И в то же время была жесткая установка Бокши: карманы подростков, а также складки [39] тех мужиков и баб, которые вынуждены были тащиться на барахолку, чтобы продать за бесценок последнее ради куска хлеба, не трогать. Впрочем, об этом он мог бы и не напоминать – тот же Серега Торопчин и Рафик Халмуратов не за то подписались на штрафные роты, чтобы резать карманы и без того обездоленной закарпатской нищете.
Заделав круг по периметру рынка и выявив на глаз почти всех ряженых, которые по своей неопытности бросались на каждый крик типа «Ох ты ж, бисовы диты, ограбили!», прочесывали вскинувшихся на крик людей, которые тут же начинали шарить по своим собственным ксивникам и складкам и вздыхали облегченно, нащупав свои кожаны, кожанки, кожевичи, кожняки, кожуха и кожуханы [40] , Андрей протиснулся к той части барахолки, где кучковались спекулянты, у которых можно было приобрести не только американские сигареты, но и кое-что поинтереснее, неизвестно какими путями попавшее в Мукачево.

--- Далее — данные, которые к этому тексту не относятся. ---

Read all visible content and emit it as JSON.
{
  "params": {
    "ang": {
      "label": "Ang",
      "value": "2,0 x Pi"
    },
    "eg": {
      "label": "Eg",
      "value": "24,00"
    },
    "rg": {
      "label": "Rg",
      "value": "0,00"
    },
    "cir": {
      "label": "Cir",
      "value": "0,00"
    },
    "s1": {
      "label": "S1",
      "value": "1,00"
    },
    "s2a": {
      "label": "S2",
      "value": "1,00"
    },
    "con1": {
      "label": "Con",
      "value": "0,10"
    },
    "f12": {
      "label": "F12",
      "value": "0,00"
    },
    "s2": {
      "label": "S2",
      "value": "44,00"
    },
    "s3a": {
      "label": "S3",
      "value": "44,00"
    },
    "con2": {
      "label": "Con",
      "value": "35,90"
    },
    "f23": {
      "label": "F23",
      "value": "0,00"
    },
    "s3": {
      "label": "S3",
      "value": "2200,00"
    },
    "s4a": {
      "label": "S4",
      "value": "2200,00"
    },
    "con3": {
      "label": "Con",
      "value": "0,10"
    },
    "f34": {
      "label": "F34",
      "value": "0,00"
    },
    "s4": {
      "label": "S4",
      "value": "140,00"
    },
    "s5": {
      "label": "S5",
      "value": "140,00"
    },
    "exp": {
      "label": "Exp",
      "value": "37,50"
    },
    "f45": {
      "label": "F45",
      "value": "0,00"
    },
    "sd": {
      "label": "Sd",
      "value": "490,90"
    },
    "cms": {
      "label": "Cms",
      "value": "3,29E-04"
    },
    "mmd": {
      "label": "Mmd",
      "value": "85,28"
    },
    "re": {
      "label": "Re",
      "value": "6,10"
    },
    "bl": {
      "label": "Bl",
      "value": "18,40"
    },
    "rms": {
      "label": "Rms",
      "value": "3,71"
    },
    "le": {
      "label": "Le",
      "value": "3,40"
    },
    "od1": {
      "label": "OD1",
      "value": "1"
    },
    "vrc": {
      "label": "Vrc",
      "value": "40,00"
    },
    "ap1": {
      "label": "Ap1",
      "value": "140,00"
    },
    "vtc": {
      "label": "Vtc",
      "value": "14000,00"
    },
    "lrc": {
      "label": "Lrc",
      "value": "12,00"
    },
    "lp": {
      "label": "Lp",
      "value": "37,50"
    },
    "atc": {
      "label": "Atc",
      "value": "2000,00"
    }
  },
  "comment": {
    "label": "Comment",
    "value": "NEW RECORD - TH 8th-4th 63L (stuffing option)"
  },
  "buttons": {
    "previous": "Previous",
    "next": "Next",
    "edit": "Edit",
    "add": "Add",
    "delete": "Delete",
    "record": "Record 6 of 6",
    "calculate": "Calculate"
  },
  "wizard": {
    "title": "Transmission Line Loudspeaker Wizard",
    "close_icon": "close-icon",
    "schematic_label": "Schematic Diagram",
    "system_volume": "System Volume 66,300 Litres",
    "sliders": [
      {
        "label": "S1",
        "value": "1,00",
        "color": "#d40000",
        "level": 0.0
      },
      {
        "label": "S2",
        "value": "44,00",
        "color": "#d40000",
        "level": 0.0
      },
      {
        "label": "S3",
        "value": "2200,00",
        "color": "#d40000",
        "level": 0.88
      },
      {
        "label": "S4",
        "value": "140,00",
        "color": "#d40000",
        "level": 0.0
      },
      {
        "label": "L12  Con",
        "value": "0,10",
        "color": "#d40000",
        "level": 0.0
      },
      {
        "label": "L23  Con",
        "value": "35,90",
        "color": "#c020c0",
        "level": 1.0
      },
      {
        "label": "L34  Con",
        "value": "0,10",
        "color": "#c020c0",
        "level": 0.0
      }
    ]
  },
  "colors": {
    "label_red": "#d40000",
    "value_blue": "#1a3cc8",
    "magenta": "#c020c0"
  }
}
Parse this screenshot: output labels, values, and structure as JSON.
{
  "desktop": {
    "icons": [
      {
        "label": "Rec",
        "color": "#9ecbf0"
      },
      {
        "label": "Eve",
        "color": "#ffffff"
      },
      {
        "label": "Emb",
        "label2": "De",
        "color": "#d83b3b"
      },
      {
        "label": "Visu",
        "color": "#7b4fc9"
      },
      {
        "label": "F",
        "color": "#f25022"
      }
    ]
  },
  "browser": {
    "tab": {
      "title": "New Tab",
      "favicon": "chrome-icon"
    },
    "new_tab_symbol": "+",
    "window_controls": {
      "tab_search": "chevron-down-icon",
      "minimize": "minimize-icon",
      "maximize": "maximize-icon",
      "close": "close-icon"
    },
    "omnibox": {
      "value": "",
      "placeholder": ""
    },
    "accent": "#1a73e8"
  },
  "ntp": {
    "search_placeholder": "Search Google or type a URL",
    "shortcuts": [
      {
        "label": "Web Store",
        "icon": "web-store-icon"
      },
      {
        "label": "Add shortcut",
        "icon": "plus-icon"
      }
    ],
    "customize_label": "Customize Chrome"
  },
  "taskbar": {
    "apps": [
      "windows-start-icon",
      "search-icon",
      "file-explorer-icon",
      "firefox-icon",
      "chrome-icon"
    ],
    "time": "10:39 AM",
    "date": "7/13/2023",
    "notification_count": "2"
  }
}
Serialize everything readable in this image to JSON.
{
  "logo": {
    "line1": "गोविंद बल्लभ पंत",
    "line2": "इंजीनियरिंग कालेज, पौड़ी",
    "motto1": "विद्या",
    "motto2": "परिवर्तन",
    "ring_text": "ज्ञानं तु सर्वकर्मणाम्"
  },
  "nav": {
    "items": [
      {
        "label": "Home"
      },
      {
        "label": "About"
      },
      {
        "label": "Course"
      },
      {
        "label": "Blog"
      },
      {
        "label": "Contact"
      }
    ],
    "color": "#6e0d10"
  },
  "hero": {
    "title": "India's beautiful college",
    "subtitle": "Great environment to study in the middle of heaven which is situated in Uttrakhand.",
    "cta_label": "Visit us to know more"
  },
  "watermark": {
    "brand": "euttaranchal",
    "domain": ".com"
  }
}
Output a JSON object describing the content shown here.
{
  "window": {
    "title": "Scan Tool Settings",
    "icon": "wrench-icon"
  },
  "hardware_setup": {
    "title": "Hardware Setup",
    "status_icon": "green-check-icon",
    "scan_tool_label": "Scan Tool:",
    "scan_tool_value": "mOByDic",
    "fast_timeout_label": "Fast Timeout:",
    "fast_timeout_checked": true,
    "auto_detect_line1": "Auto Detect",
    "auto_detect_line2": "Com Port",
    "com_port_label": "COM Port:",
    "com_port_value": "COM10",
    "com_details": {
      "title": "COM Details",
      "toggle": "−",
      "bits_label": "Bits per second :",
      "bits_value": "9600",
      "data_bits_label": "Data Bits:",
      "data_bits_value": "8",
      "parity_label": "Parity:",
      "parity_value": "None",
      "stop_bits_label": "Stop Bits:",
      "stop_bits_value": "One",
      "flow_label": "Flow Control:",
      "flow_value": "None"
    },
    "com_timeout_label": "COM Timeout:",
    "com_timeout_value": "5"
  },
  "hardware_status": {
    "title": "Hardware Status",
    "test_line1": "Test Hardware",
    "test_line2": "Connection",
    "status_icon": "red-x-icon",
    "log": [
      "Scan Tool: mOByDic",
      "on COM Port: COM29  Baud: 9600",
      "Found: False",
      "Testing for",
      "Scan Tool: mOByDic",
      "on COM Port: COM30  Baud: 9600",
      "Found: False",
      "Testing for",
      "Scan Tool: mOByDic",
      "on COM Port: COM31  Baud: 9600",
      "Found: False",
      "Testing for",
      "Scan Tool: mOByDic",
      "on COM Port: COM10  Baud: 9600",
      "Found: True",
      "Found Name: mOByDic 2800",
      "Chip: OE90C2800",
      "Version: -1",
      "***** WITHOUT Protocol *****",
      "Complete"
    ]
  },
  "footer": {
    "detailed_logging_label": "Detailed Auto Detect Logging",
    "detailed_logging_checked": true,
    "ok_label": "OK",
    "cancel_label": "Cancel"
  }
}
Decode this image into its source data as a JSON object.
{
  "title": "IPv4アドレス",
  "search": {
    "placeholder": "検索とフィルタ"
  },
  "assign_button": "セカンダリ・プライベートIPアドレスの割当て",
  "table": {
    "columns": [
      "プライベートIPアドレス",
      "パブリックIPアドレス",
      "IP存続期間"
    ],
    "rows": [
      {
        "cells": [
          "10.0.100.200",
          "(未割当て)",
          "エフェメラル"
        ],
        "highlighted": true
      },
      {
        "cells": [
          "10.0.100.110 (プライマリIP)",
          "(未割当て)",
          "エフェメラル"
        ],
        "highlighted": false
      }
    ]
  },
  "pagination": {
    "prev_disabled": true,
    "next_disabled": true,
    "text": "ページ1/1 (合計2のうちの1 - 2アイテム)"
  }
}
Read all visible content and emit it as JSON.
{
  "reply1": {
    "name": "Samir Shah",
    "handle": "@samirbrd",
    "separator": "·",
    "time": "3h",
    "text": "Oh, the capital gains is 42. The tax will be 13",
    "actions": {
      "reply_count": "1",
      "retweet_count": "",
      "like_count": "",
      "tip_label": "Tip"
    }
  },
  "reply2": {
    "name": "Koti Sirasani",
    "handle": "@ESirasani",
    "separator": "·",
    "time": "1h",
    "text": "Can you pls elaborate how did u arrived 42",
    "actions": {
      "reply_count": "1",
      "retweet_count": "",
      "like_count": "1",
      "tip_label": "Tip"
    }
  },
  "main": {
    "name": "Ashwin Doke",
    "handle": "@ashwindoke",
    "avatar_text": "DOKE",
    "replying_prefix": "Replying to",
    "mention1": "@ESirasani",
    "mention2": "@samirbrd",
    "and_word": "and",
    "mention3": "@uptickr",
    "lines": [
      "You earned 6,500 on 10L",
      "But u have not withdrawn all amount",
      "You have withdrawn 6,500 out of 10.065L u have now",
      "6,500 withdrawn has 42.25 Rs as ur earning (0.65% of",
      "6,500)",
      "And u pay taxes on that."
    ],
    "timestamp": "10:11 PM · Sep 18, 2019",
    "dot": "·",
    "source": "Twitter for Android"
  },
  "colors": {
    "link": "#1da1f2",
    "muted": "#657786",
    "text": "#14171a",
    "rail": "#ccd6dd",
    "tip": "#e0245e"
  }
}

Здесь толкались, присматриваясь к потенциальным карасям, лохам и фуцинам [41] уже более солидные кустари, единоличники, челюскинцы и ляхи [42] . Кое-кого он сразу же нащупал опытным глазом, однако того, кого он хотел бы видеть здесь, на барахолке, судя по всему, не было, да и быть, видимо, не могло.
По тому положению, которое Мадьяр имел в местной уголовной среде, ему было бы западло [43] ставить на уши [44] ту же воскресную барахолку, тогда как специально для этой цели при нем кормилась стая более мелких и менее удачливых воров. И судя по всему, размышлял Бокша, придется изыскивать какой-нибудь другой способ выхода на Мадьяра. А это – время. То самое время, которого у них не было.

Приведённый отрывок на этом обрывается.